Left-wing U.S. Jewish organizations have been buoyed by the election of Obama, and according to some Jewish Democrats in Washington, tensions have been worsened by the lessening of right-wing Jews' access to senior White House officials, in contrast to the near-monopoly they had on access to Bush administration officials for the past eight years.

The feuding may have become more personal this week, after left-wing Israel advocacy group "J Street" published an open letter Anti-Defamation League Head Abraham Foxman.

The J Street letter came in a response to a full-page ad taken out by the ADL in the New York Times this week, which said, "The problem isn't settlements, it's Arab rejection."

In the J Street letter, the group's founder Jeremy Ben-Ami refutes Foxman's claims, saying peace "isn't advanced by pointing fingers at either side", and adding that the best route forward is "to get all sides to the table with strong U.S. leadership to figure out how we move together before time runs out on a peaceful resolution to this conflict."

In comments Foxman made to Haaretz this week, he repeated his contention that settlements are not the main issue central to a peace plan, saying "everybody understands that the American government whatever the administration, has never been happy about settlements, nor with the annexation of Jerusalem, but it's all a question of how much focus they on the issue, how much public attention they give it."

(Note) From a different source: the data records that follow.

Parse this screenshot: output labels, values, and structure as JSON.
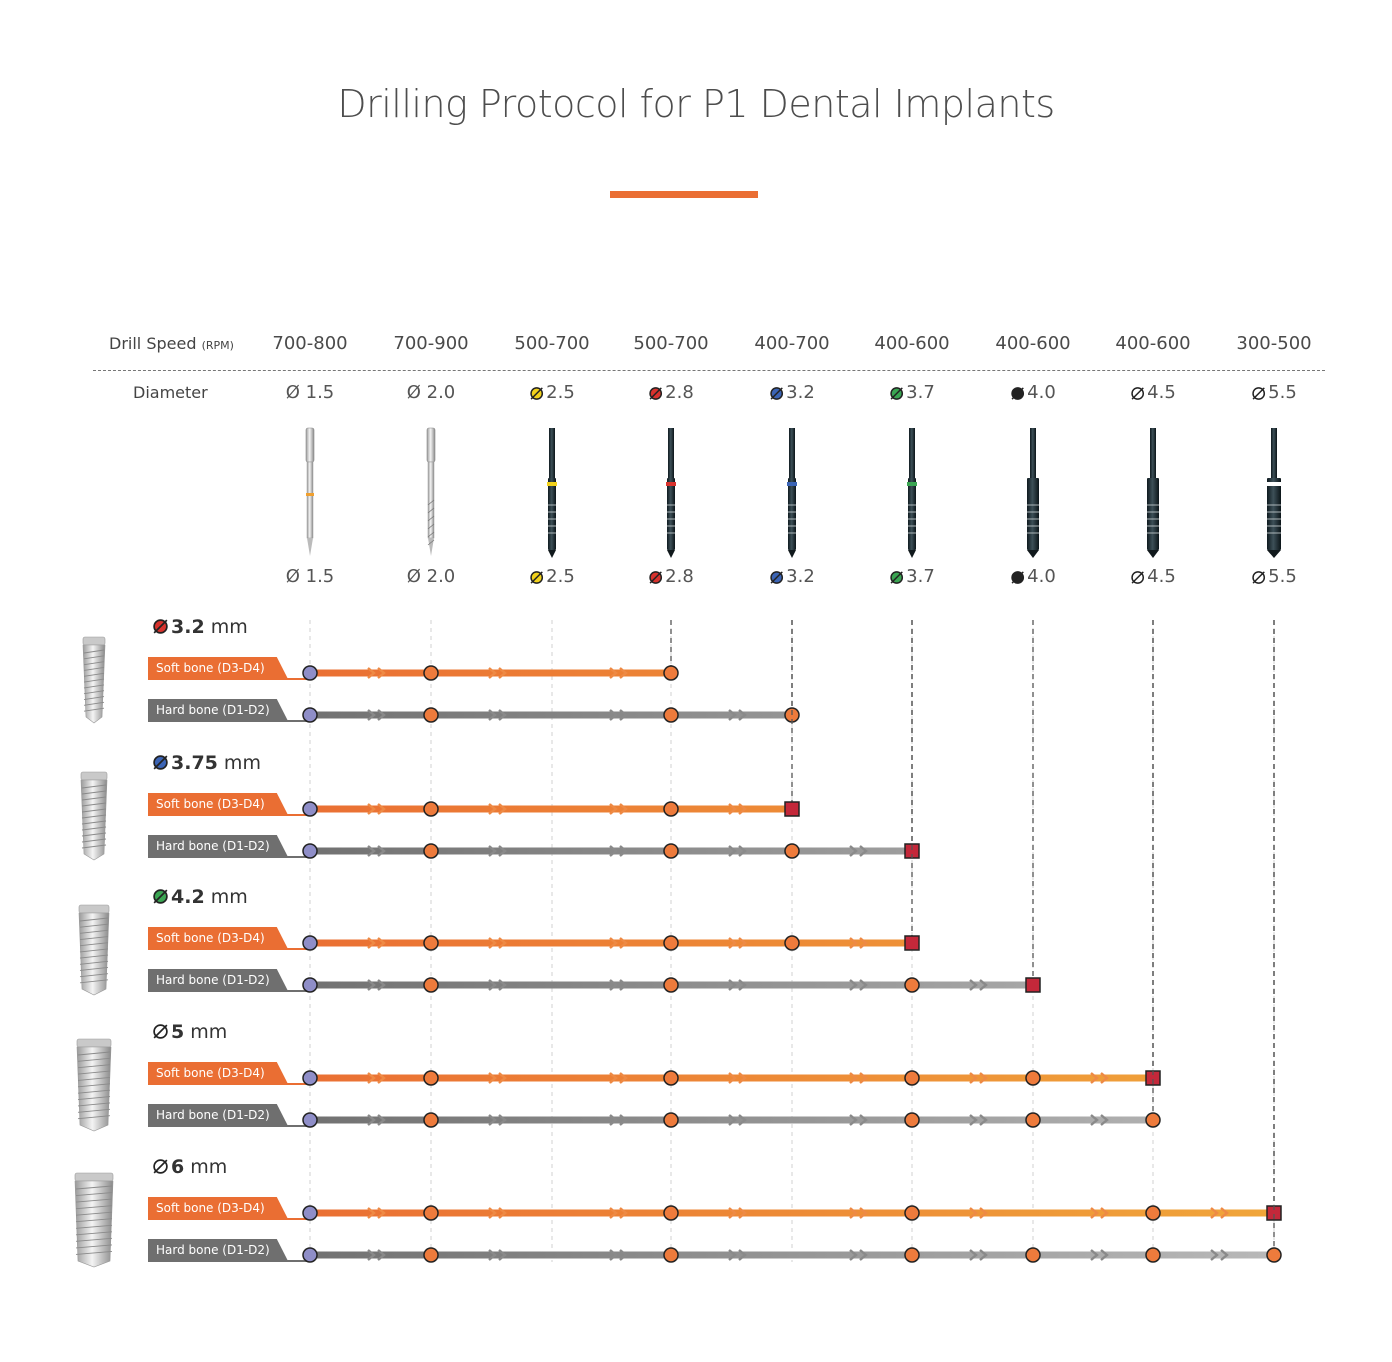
{
  "title": "Drilling Protocol for P1 Dental Implants",
  "header": {
    "speed_label": "Drill Speed",
    "speed_unit": "(RPM)",
    "diameter_label": "Diameter"
  },
  "colors": {
    "accent": "#ea6e33",
    "soft_bone": "#ea6e33",
    "hard_bone": "#6f6f6f",
    "start_step": "#8f8ec8",
    "step": "#ee7b3c",
    "final_step": "#c4283a"
  },
  "drills": [
    {
      "speed": "700-800",
      "diameter": "Ø 1.5",
      "code_color": "",
      "kind": "silver-pilot",
      "band": "#f0a030"
    },
    {
      "speed": "700-900",
      "diameter": "Ø 2.0",
      "code_color": "",
      "kind": "silver-twist",
      "band": ""
    },
    {
      "speed": "500-700",
      "diameter": "2.5",
      "code_color": "#f2d21c",
      "kind": "dark",
      "band": "#f2d21c"
    },
    {
      "speed": "500-700",
      "diameter": "2.8",
      "code_color": "#d8322d",
      "kind": "dark",
      "band": "#d8322d"
    },
    {
      "speed": "400-700",
      "diameter": "3.2",
      "code_color": "#3b64b5",
      "kind": "dark",
      "band": "#3b64b5"
    },
    {
      "speed": "400-600",
      "diameter": "3.7",
      "code_color": "#3aa552",
      "kind": "dark",
      "band": "#3aa552"
    },
    {
      "speed": "400-600",
      "diameter": "4.0",
      "code_color": "#222222",
      "kind": "dark-wide",
      "band": ""
    },
    {
      "speed": "400-600",
      "diameter": "4.5",
      "code_color": "#ffffff",
      "kind": "dark-wide",
      "band": ""
    },
    {
      "speed": "300-500",
      "diameter": "5.5",
      "code_color": "#ffffff",
      "kind": "dark-wider",
      "band": "#ffffff"
    }
  ],
  "groups": [
    {
      "value": "3.2",
      "unit": "mm",
      "code_color": "#d8322d",
      "soft": {
        "label": "Soft bone (D3-D4)",
        "steps": [
          0,
          1,
          3
        ],
        "end": "circle"
      },
      "hard": {
        "label": "Hard bone (D1-D2)",
        "steps": [
          0,
          1,
          3,
          4
        ],
        "end": "circle"
      }
    },
    {
      "value": "3.75",
      "unit": "mm",
      "code_color": "#3b64b5",
      "soft": {
        "label": "Soft bone (D3-D4)",
        "steps": [
          0,
          1,
          3,
          4
        ],
        "end": "square"
      },
      "hard": {
        "label": "Hard bone (D1-D2)",
        "steps": [
          0,
          1,
          3,
          4,
          5
        ],
        "end": "square"
      }
    },
    {
      "value": "4.2",
      "unit": "mm",
      "code_color": "#3aa552",
      "soft": {
        "label": "Soft bone (D3-D4)",
        "steps": [
          0,
          1,
          3,
          4,
          5
        ],
        "end": "square"
      },
      "hard": {
        "label": "Hard bone (D1-D2)",
        "steps": [
          0,
          1,
          3,
          5,
          6
        ],
        "end": "square"
      }
    },
    {
      "value": "5",
      "unit": "mm",
      "code_color": "#ffffff",
      "soft": {
        "label": "Soft bone (D3-D4)",
        "steps": [
          0,
          1,
          3,
          5,
          6,
          7
        ],
        "end": "square"
      },
      "hard": {
        "label": "Hard bone (D1-D2)",
        "steps": [
          0,
          1,
          3,
          5,
          6,
          7
        ],
        "end": "circle"
      }
    },
    {
      "value": "6",
      "unit": "mm",
      "code_color": "#ffffff",
      "soft": {
        "label": "Soft bone (D3-D4)",
        "steps": [
          0,
          1,
          3,
          5,
          7,
          8
        ],
        "end": "square"
      },
      "hard": {
        "label": "Hard bone (D1-D2)",
        "steps": [
          0,
          1,
          3,
          5,
          6,
          7,
          8
        ],
        "end": "circle"
      }
    }
  ]
}
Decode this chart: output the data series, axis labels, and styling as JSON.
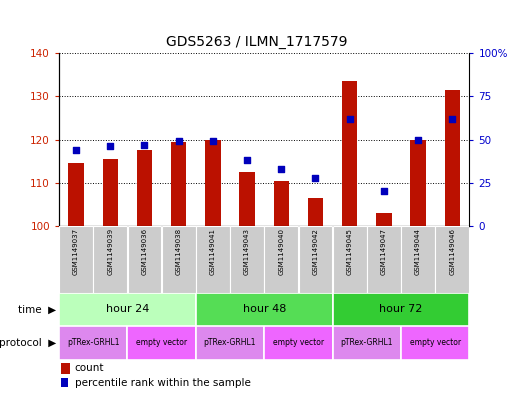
{
  "title": "GDS5263 / ILMN_1717579",
  "samples": [
    "GSM1149037",
    "GSM1149039",
    "GSM1149036",
    "GSM1149038",
    "GSM1149041",
    "GSM1149043",
    "GSM1149040",
    "GSM1149042",
    "GSM1149045",
    "GSM1149047",
    "GSM1149044",
    "GSM1149046"
  ],
  "counts": [
    114.5,
    115.5,
    117.5,
    119.5,
    120.0,
    112.5,
    110.5,
    106.5,
    133.5,
    103.0,
    120.0,
    131.5
  ],
  "percentile_ranks": [
    44,
    46,
    47,
    49,
    49,
    38,
    33,
    28,
    62,
    20,
    50,
    62
  ],
  "ylim_left": [
    100,
    140
  ],
  "ylim_right": [
    0,
    100
  ],
  "yticks_left": [
    100,
    110,
    120,
    130,
    140
  ],
  "yticks_right": [
    0,
    25,
    50,
    75,
    100
  ],
  "ytick_labels_right": [
    "0",
    "25",
    "50",
    "75",
    "100%"
  ],
  "bar_color": "#bb1100",
  "dot_color": "#0000bb",
  "bar_bottom": 100,
  "time_groups": [
    {
      "label": "hour 24",
      "start": 0,
      "end": 4,
      "color": "#bbffbb"
    },
    {
      "label": "hour 48",
      "start": 4,
      "end": 8,
      "color": "#55dd55"
    },
    {
      "label": "hour 72",
      "start": 8,
      "end": 12,
      "color": "#33cc33"
    }
  ],
  "protocol_groups": [
    {
      "label": "pTRex-GRHL1",
      "start": 0,
      "end": 2,
      "color": "#dd88ee"
    },
    {
      "label": "empty vector",
      "start": 2,
      "end": 4,
      "color": "#ee66ff"
    },
    {
      "label": "pTRex-GRHL1",
      "start": 4,
      "end": 6,
      "color": "#dd88ee"
    },
    {
      "label": "empty vector",
      "start": 6,
      "end": 8,
      "color": "#ee66ff"
    },
    {
      "label": "pTRex-GRHL1",
      "start": 8,
      "end": 10,
      "color": "#dd88ee"
    },
    {
      "label": "empty vector",
      "start": 10,
      "end": 12,
      "color": "#ee66ff"
    }
  ],
  "sample_bg_color": "#cccccc",
  "background_color": "#ffffff",
  "left_axis_color": "#cc2200",
  "right_axis_color": "#0000cc"
}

Foxman also called on the Obama administration to avoid focusing too much on demanding measures from Israel, saying "first of all, they have to stop the overkill. Every opportunity that they have to bash Israel they do."

"J Street is really pleased to engage in a substantive discussion with Abe Foxman and the ADL - as friends of Israel - around U.S. policy in the Middle East," Ben-Ami said in response to media inquiries. "Jewish Americans who care about Israel do differ on how best to advance U.S. and Israeli interests, and it is healthy for us to model how a productive conversation, not a war of words, can be held on this sensitive topic."